Many interpreted for U.S. soldiers in dangerous areas, and face repeated death threats from the Taliban. Some of the interpreters were even wounded on combat missions with U.S. forces and have been in visa limbo for nearly five years.

“I’m living my days in hell. Even if someone is not really looking at me, I feel so paranoid, like this guy is going to kill me,” a former U.S. interpreter told the AP. Another elaborated, “There’s a lot of other interpreters who were shot, hurt, are crazy disabled, and all of them are stuck in Afghanistan.”

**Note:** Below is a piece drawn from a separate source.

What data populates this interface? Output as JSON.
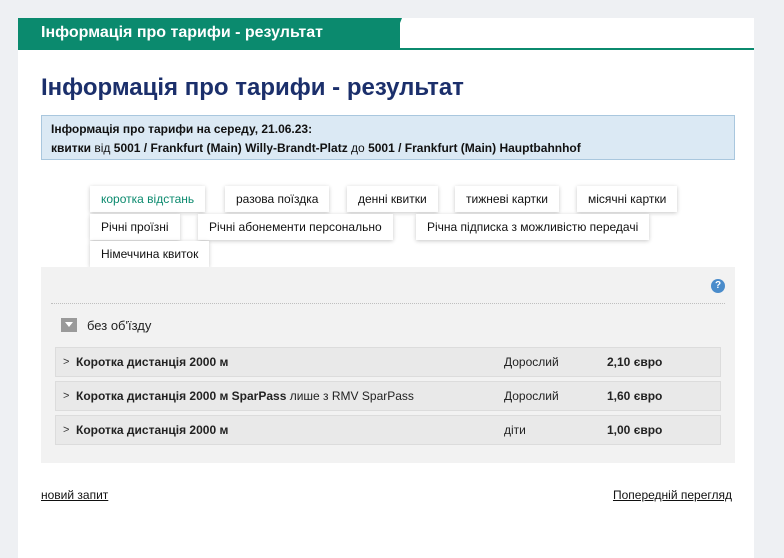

Congress reportedly capped the number of visas available to interpreters at 7,000; the processing time can take years as the applications snake their way through bureaucracy. The security situation in Afghanistan has drastically worsened since the end of the U.S. combat mission in 2014.

The Pentagon’s most recent assessment of the U.S. effort in Afghanistan says the government only definitively controls approximately 70 percent of the country. The Taliban have made unprecedented gains in the fight against the Afghan security forces. The terrorist group inflicted historic casualties on Afghan forces, with estimates at nearly 18 men dying per day. Nine hundred Afghan soldiers were killed in the month of August alone, and recruitment rates likely will not be able to backstop the bleeding.

“If somebody assisted us in the war over there and saved American lives by running convoys so our troops could be doing their jobs, or whatever, and they now have gotten active threats by known Taliban, why even limit it?” one former U.S. soldier said.